KPPU menilai adanya keseragaman bunga di kalangan anggota AFPI dapat mengarah pada pelanggaran Pasal 5 UU Nomor 5 Tahun 1999 tentang Larangan Praktek Monopoli dan Persaingan Usaha Tidak Sehat, yang mengatur tentang larangan kesepakatan harga.
Jika terbukti bersalah, para pelaku usaha dapat dikenakan sanksi administratif maupun denda finansial yang signifikan. Namun, proses pembuktian dalam kasus dugaan kartel ini masih berjalan dan membutuhkan evaluasi mendalam terhadap fakta-fakta dan dokumen yang tersedia.
Fungsi Penetapan Batas Bunga dalam Menjaga Ekosistem
Penetapan batas atas bunga dalam industri fintech lending sebenarnya merupakan upaya preventif untuk mencegah praktik predatory lending yang merugikan konsumen. Pinjaman online yang legal dan berizin OJK memiliki kewajiban transparansi terhadap suku bunga, biaya administrasi, serta tenor pinjaman.
Dengan adanya batas maksimal, pengguna dapat membandingkan antara layanan legal dan pinjol ilegal. Selain itu, batas bunga yang ditetapkan juga mempertimbangkan risiko gagal bayar, biaya operasional, serta keberlanjutan model bisnis platform fintech.
Perbedaan Pinjol Legal vs Pinjol Ilegal
Aspek | Pinjol Legal | Pinjol Ilegal |
---|---|---|
Pengawasan | Terdaftar dan diawasi OJK | Tidak diawasi |
Bunga | Maksimal 0,3% per hari | Bisa mencapai >1% per hari |
Penagihan | Sesuai etika dan kode etik AFPI | Intimidatif, kasar, dan melanggar hukum |
Perlindungan Konsumen | Tersedia layanan pengaduan & mediasi OJK | Tidak ada jalur komplain |
Transparansi | Biaya dan bunga jelas | Tidak transparan, kerap menipu |
Dengan demikian, masyarakat perlu memahami bahwa keberadaan batas bunga di industri pinjol legal merupakan salah satu bentuk perlindungan konsumen, bukan instrumen monopoli.
Baca Juga: Tukarkan Diamond dan Item Lainnya dari Kode Redeem FF Hari Ini 17 Mei 2025, Cek Selengkapnya!
Respons dan Langkah Lanjut
AFPI menyatakan siap memberikan klarifikasi dan bekerja sama dengan KPPU selama proses penyelidikan berlangsung.

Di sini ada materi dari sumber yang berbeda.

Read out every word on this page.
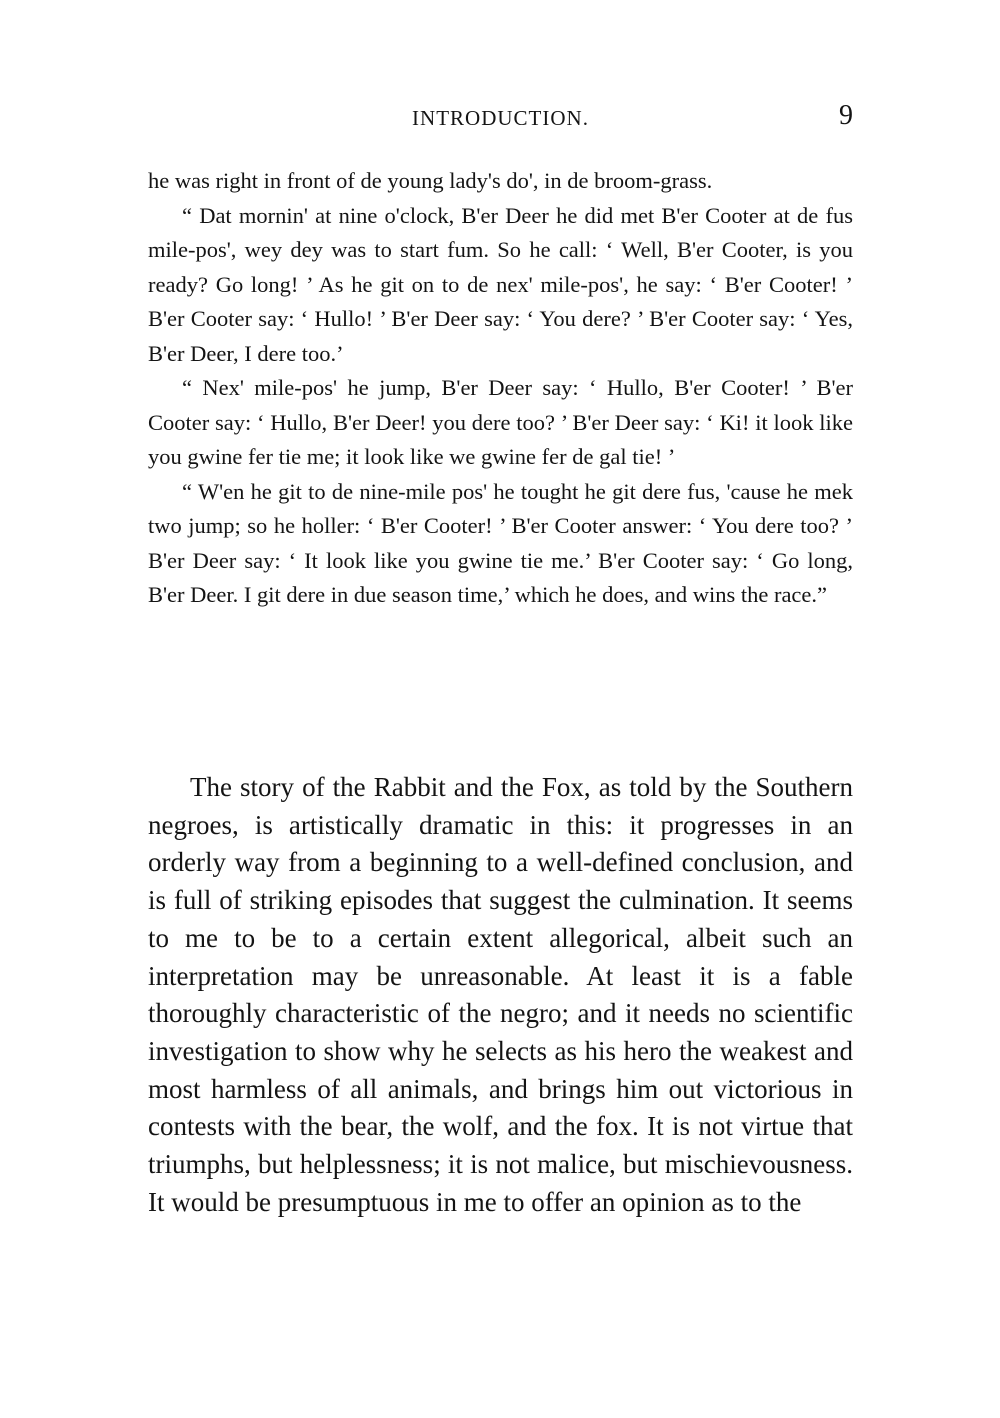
INTRODUCTION.	9

he was right in front of de young lady's do', in de broom-grass.

“ Dat mornin' at nine o'clock, B'er Deer he did met B'er Cooter at de fus mile-pos', wey dey was to start fum. So he call: ‘ Well, B'er Cooter, is you ready? Go long! ’ As he git on to de nex' mile-pos', he say: ‘ B'er Cooter! ’ B'er Cooter say: ‘ Hullo! ’ B'er Deer say: ‘ You dere? ’ B'er Cooter say: ‘ Yes, B'er Deer, I dere too.’

“ Nex' mile-pos' he jump, B'er Deer say: ‘ Hullo, B'er Cooter! ’ B'er Cooter say: ‘ Hullo, B'er Deer! you dere too? ’ B'er Deer say: ‘ Ki! it look like you gwine fer tie me; it look like we gwine fer de gal tie! ’

“ W'en he git to de nine-mile pos' he tought he git dere fus, 'cause he mek two jump; so he holler: ‘ B'er Cooter! ’ B'er Cooter answer: ‘ You dere too? ’ B'er Deer say: ‘ It look like you gwine tie me.’ B'er Cooter say: ‘ Go long, B'er Deer. I git dere in due season time,’ which he does, and wins the race.”

The story of the Rabbit and the Fox, as told by the Southern negroes, is artistically dramatic in this: it progresses in an orderly way from a beginning to a well-defined conclusion, and is full of striking episodes that suggest the culmination. It seems to me to be to a certain extent allegorical, albeit such an interpretation may be unreasonable. At least it is a fable thoroughly characteristic of the negro; and it needs no scientific investigation to show why he selects as his hero the weakest and most harmless of all animals, and brings him out victorious in contests with the bear, the wolf, and the fox. It is not virtue that triumphs, but helplessness; it is not malice, but mischievousness. It would be presumptuous in me to offer an opinion as to the
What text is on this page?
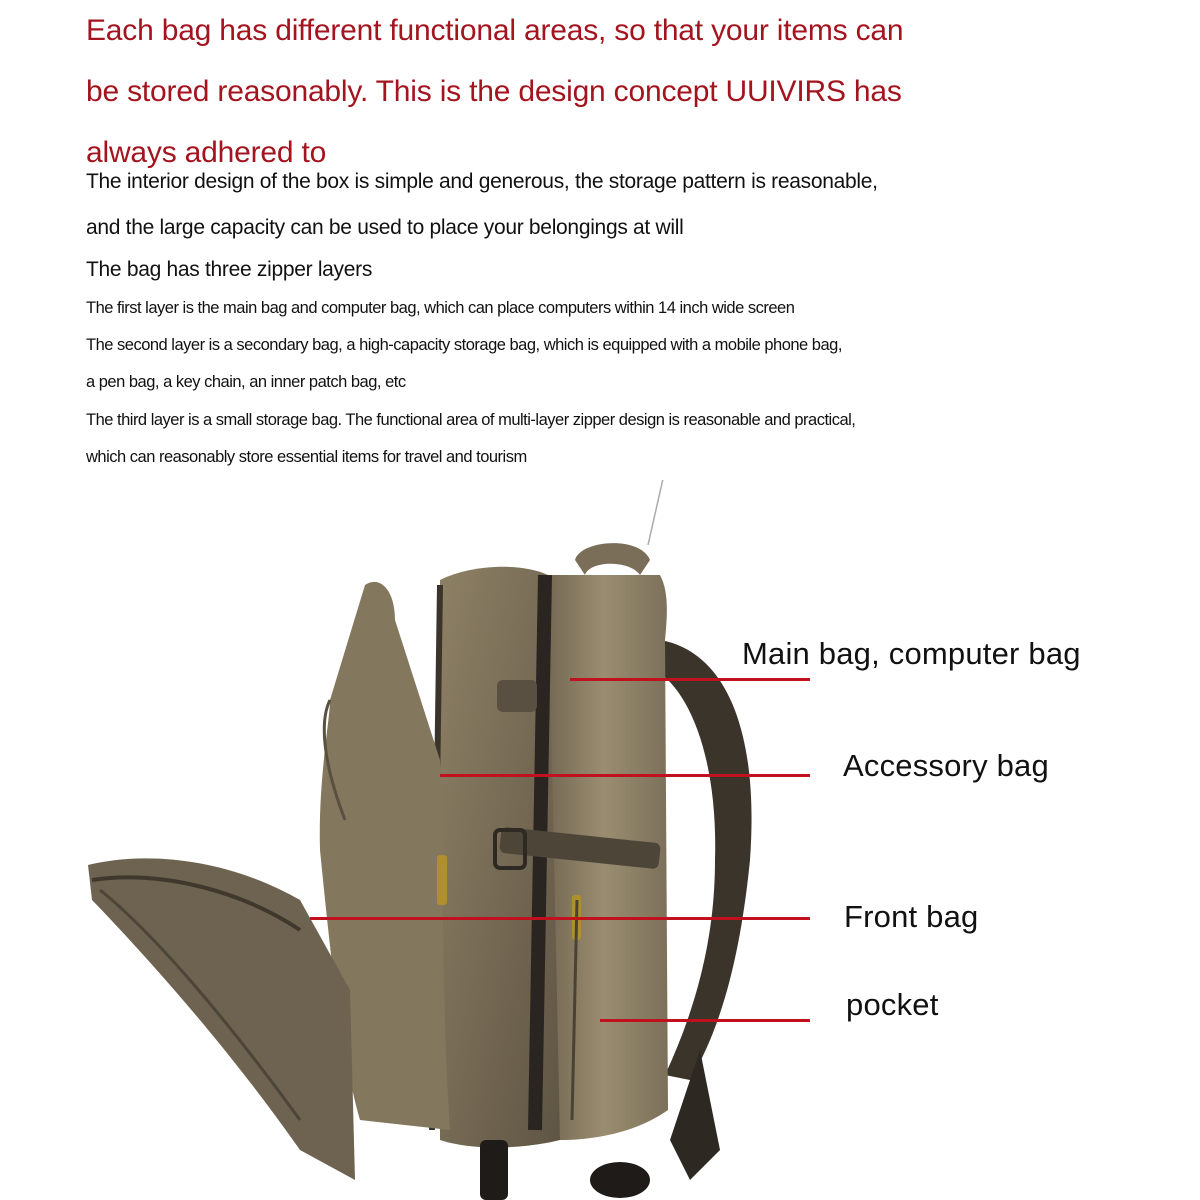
Each bag has different functional areas, so that your items can
be stored reasonably. This is the design concept UUIVIRS has
always adhered to
The interior design of the box is simple and generous, the storage pattern is reasonable,
and the large capacity can be used to place your belongings at will
The bag has three zipper layers
The first layer is the main bag and computer bag, which can place computers within 14 inch wide screen
The second layer is a secondary bag, a high-capacity storage bag, which is equipped with a mobile phone bag,
a pen bag, a key chain, an inner patch bag, etc
The third layer is a small storage bag. The functional area of multi-layer zipper design is reasonable and practical,
which can reasonably store essential items for travel and tourism
Main bag, computer bag
Accessory bag
Front bag
pocket
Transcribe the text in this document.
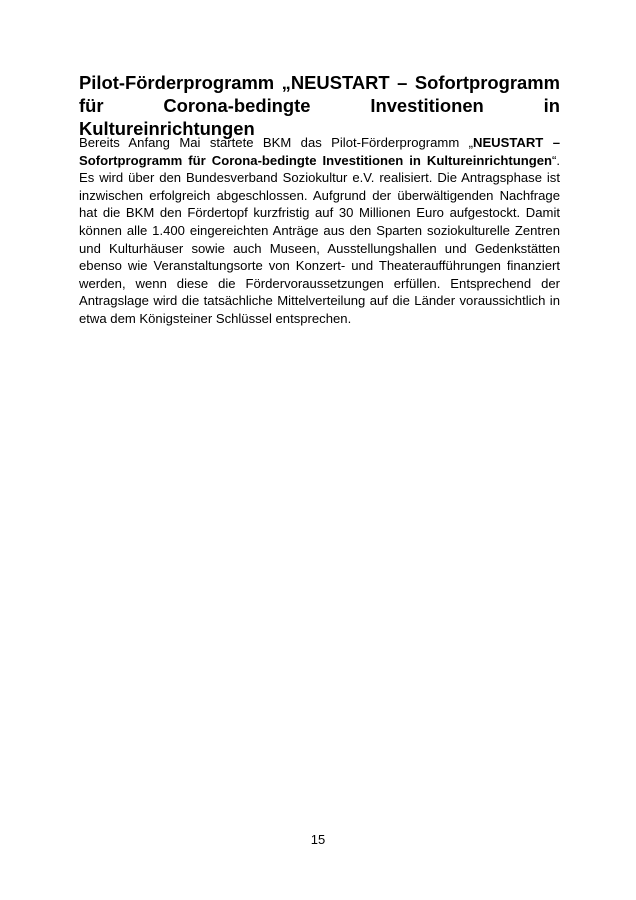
Pilot-Förderprogramm „NEUSTART – Sofortprogramm für Corona-bedingte Investitionen in Kultureinrichtungen

Bereits Anfang Mai startete BKM das Pilot-Förderprogramm „NEUSTART – Sofortprogramm für Corona-bedingte Investitionen in Kultureinrichtungen“. Es wird über den Bundesverband Soziokultur e.V. realisiert. Die Antragsphase ist inzwischen erfolgreich abgeschlossen. Aufgrund der überwältigenden Nachfrage hat die BKM den Fördertopf kurzfristig auf 30 Millionen Euro aufgestockt. Damit können alle 1.400 eingereichten Anträge aus den Sparten soziokulturelle Zentren und Kulturhäuser sowie auch Museen, Ausstellungshallen und Gedenkstätten ebenso wie Veranstaltungsorte von Konzert- und Theateraufführungen finanziert werden, wenn diese die Fördervoraussetzungen erfüllen. Entsprechend der Antragslage wird die tatsächliche Mittelverteilung auf die Länder voraussichtlich in etwa dem Königsteiner Schlüssel entsprechen.

15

Mereka juga akan terus berkoordinasi dengan OJK untuk menjaga integritas industri fintech pendanaan.
“Kami terbuka terhadap audit dan pemeriksaan. Prinsipnya, industri ini dibangun dengan asas keterbukaan dan akuntabilitas,” kata Ronald.
AFPI juga akan mengedukasi lebih lanjut anggotanya mengenai aturan antimonopoli dan pentingnya kepatuhan terhadap regulasi lintas lembaga.
Kisruh dugaan kartel bunga pinjaman online yang menyeret nama AFPI dan anggotanya menimbulkan perdebatan tentang batas antara kepatuhan terhadap regulasi dan kebebasan usaha.
Namun, melalui klarifikasi yang disampaikan AFPI, terlihat bahwa penyesuaian bunga dilakukan berdasarkan arahan regulator, bukan hasil kesepakatan antarpelaku usaha.
Proses hukum di KPPU tentu akan menjadi titik krusial untuk menentukan apakah dugaan tersebut valid atau sekadar salah tafsir terhadap kebijakan industri yang dikendalikan oleh OJK demi perlindungan konsumen.